About this immune system and taste research news
Author: Kelcey Buck
Source: University of Nebraska–Lincoln
Contact: Kelcey Buck – University of Nebraska–Lincoln
Image: The image is credited to the researchers
Original Research: Open access.
“Type II taste cells participate in mucosal immune surveillance” by Yumei Qin et al. PLOS Biology
Abstract
Type II taste cells participate in mucosal immune surveillance
The oral microbiome is second only to the gut in microbial diversity and abundance, but its influence on taste cells has been understudied. Single-cell RNA sequencing reveals that mouse type II taste cells—particularly sweet and umami receptor cells expressing Tas1r3—carry a gene expression profile similar to Microfold (M) cells, which are central to immune surveillance in mucosa-associated lymphoid tissue.
Administration of the growth factor RANKL (TNFSF11) dramatically increased expression of M cell markers and expanded M cell–like cells in mouse taste papillae and in cultured taste organoids from wild-type animals. In contrast, taste papillae and organoids from Spib knockout mice did not respond to RANKL. Spib-deficient taste tissue showed lower expression of NF-κB signaling components and fewer proinflammatory cytokines at baseline, and it attracted fewer immune cells.

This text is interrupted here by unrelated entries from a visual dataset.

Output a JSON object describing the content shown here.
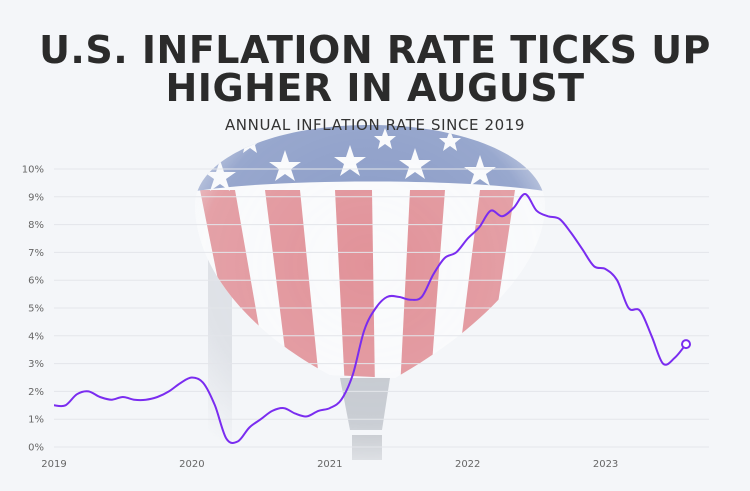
{
  "header": {
    "title_line1": "U.S. INFLATION RATE TICKS UP",
    "title_line2": "HIGHER IN AUGUST",
    "subtitle": "ANNUAL INFLATION RATE SINCE 2019"
  },
  "colors": {
    "line": "#7a2cf0",
    "grid": "#e3e5ea",
    "balloon_red": "#d2404a",
    "balloon_blue": "#2f4e9c"
  },
  "chart_data": {
    "type": "line",
    "title": "U.S. INFLATION RATE TICKS UP HIGHER IN AUGUST",
    "subtitle": "ANNUAL INFLATION RATE SINCE 2019",
    "xlabel": "",
    "ylabel": "",
    "ylim": [
      0,
      10
    ],
    "xlim": [
      2019.0,
      2023.75
    ],
    "grid": true,
    "legend": "none",
    "x_ticks": [
      "2019",
      "2020",
      "2021",
      "2022",
      "2023"
    ],
    "y_ticks": [
      "0%",
      "1%",
      "2%",
      "3%",
      "4%",
      "5%",
      "6%",
      "7%",
      "8%",
      "9%",
      "10%"
    ],
    "series": [
      {
        "name": "",
        "dates": [
          "2019-01",
          "2019-02",
          "2019-03",
          "2019-04",
          "2019-05",
          "2019-06",
          "2019-07",
          "2019-08",
          "2019-09",
          "2019-10",
          "2019-11",
          "2019-12",
          "2020-01",
          "2020-02",
          "2020-03",
          "2020-04",
          "2020-05",
          "2020-06",
          "2020-07",
          "2020-08",
          "2020-09",
          "2020-10",
          "2020-11",
          "2020-12",
          "2021-01",
          "2021-02",
          "2021-03",
          "2021-04",
          "2021-05",
          "2021-06",
          "2021-07",
          "2021-08",
          "2021-09",
          "2021-10",
          "2021-11",
          "2021-12",
          "2022-01",
          "2022-02",
          "2022-03",
          "2022-04",
          "2022-05",
          "2022-06",
          "2022-07",
          "2022-08",
          "2022-09",
          "2022-10",
          "2022-11",
          "2022-12",
          "2023-01",
          "2023-02",
          "2023-03",
          "2023-04",
          "2023-05",
          "2023-06",
          "2023-07",
          "2023-08"
        ],
        "values": [
          1.5,
          1.5,
          1.9,
          2.0,
          1.8,
          1.7,
          1.8,
          1.7,
          1.7,
          1.8,
          2.0,
          2.3,
          2.5,
          2.3,
          1.5,
          0.3,
          0.2,
          0.7,
          1.0,
          1.3,
          1.4,
          1.2,
          1.1,
          1.3,
          1.4,
          1.7,
          2.6,
          4.2,
          5.0,
          5.4,
          5.4,
          5.3,
          5.4,
          6.2,
          6.8,
          7.0,
          7.5,
          7.9,
          8.5,
          8.3,
          8.6,
          9.1,
          8.5,
          8.3,
          8.2,
          7.7,
          7.1,
          6.5,
          6.4,
          6.0,
          5.0,
          4.9,
          4.0,
          3.0,
          3.2,
          3.7
        ]
      }
    ]
  }
}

Despite these changes, Spib knockout mice displayed an exaggerated cytokine response to lipopolysaccharide and an increased behavioral attraction to sweet and umami stimuli, while the relative proportions of taste cell subtypes remained unchanged. Wild-type taste cells, but not Spib-deficient cells, readily internalized fluorescent microbeads, supporting their role in microbial sampling. These results indicate that taste cells participate in mucosal immune surveillance and may adjust taste signaling in response to microbial cues and infection.